Histological grade holds great clinical significance in the management and prognosis of bladder cancer; therefore, timely and accurate prediction through non-invasive techniques such as MRI may improve health outcomes. Our objective was to create an MRI-based radiomics model that can predict the histological grade of cancer pre-operatively. In a prospective study, we gathered data from 45 bladder cancer patients who had an mpMRI scan from December 2018 to December 2022 prior to their operative procedure. Radiomics features were extracted from T2-weighted (T2W), diffusion-weighted imaging (DWI), and dynamic DCE-MRI-enhanced (DCE) MR images obtained from a 1.5 T MRI scanner. A standard 5-point VI-RADS scoring system was also assessed for each scan. The variable clustering algorithm was applied to these features, and all cluster features were univariably assessed using receiver operating characteristic (ROC) curves. Multiple predictive models were created and cross-validated based on multivariable analysis to minimize overfitting and predict the grade of the tumor. Among 45 eligible patients, 28 (62.2%) patients had high-grade tumors and the rest 17 (37.8%) were low grade. In the adjusted analysis, only DCE-MRI based (Gray Level Co-occurrence Matrix (Gray Level Co-occurrence Matrix (GLCM))-inverse variance (OR = 1.42, p = 0.028), Major Axis Length (OR = 1.04, p = 0.03)), and age (OR = 1.08, p = 0.039) were associated with the high-grade bladder cancer.
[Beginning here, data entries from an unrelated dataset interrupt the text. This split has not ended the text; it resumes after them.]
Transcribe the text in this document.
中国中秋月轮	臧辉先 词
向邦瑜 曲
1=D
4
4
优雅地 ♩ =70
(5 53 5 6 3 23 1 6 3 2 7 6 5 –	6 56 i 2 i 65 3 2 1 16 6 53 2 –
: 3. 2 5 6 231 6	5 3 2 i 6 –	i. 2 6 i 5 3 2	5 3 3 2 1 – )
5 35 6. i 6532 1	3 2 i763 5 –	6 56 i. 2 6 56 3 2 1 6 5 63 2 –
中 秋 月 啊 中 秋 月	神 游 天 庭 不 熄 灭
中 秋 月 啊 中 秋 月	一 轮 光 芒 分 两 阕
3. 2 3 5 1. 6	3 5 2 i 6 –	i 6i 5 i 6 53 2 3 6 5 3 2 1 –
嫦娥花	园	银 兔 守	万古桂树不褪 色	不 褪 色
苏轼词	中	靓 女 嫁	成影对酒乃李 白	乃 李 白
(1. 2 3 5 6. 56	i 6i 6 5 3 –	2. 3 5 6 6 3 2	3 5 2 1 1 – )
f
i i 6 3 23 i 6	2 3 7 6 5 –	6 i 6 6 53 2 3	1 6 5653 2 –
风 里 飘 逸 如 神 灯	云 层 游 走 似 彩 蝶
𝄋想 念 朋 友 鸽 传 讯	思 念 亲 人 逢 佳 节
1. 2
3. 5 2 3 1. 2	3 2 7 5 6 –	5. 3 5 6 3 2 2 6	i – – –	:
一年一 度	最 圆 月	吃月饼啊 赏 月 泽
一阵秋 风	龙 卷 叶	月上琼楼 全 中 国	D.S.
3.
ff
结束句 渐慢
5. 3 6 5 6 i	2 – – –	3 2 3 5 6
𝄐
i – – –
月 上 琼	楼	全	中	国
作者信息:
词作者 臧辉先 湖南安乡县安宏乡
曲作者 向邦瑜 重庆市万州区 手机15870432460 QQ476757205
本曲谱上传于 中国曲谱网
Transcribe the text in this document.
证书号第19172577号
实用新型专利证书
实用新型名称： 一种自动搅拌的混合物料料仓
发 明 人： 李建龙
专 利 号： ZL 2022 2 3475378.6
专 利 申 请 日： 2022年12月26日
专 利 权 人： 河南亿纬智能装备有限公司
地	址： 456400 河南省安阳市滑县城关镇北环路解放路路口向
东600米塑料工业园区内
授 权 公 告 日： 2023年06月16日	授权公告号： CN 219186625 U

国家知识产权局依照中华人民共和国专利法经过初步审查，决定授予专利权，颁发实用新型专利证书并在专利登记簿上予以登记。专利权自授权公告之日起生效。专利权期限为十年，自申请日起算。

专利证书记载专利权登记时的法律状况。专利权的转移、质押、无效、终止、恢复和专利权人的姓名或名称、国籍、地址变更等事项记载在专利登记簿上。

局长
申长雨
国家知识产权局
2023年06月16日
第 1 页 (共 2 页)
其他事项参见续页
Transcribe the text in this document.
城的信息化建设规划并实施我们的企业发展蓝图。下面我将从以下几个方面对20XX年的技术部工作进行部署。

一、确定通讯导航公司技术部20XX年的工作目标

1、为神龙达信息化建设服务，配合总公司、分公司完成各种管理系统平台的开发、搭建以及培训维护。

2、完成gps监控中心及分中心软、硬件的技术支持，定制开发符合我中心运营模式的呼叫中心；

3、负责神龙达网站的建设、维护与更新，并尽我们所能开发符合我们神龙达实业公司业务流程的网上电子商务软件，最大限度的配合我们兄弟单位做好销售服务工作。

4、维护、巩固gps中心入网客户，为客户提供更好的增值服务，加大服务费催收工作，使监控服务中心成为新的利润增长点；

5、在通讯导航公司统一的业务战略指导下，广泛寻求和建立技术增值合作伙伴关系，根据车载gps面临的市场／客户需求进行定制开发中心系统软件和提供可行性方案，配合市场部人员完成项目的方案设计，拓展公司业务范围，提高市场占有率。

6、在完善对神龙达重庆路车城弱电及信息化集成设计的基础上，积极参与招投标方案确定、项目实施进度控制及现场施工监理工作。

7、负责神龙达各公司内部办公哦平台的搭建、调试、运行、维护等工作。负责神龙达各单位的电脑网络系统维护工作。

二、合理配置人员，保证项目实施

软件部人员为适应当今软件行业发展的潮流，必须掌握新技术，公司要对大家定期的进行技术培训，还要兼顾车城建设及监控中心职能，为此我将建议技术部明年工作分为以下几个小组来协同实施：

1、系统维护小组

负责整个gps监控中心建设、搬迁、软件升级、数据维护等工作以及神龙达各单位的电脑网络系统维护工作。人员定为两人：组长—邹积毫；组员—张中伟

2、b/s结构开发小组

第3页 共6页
Our radiomics models comprising DCE-MRI-based parameters, a T2W parameter, and age yielded the highest performance for predicting grades of bladder cancer (AUC = 0.91; 95% CI 0.82-1.00). These models demonstrated reasonably high predictive performance in bootstrap validation analysis as well. An mpMRI radiomics approach based on MRI has the potential to serve as a non-invasive imaging tool for preoperative grading of bladder cancer. The online version contains supplementary material available at 10.1007/s13193-025-02397-3.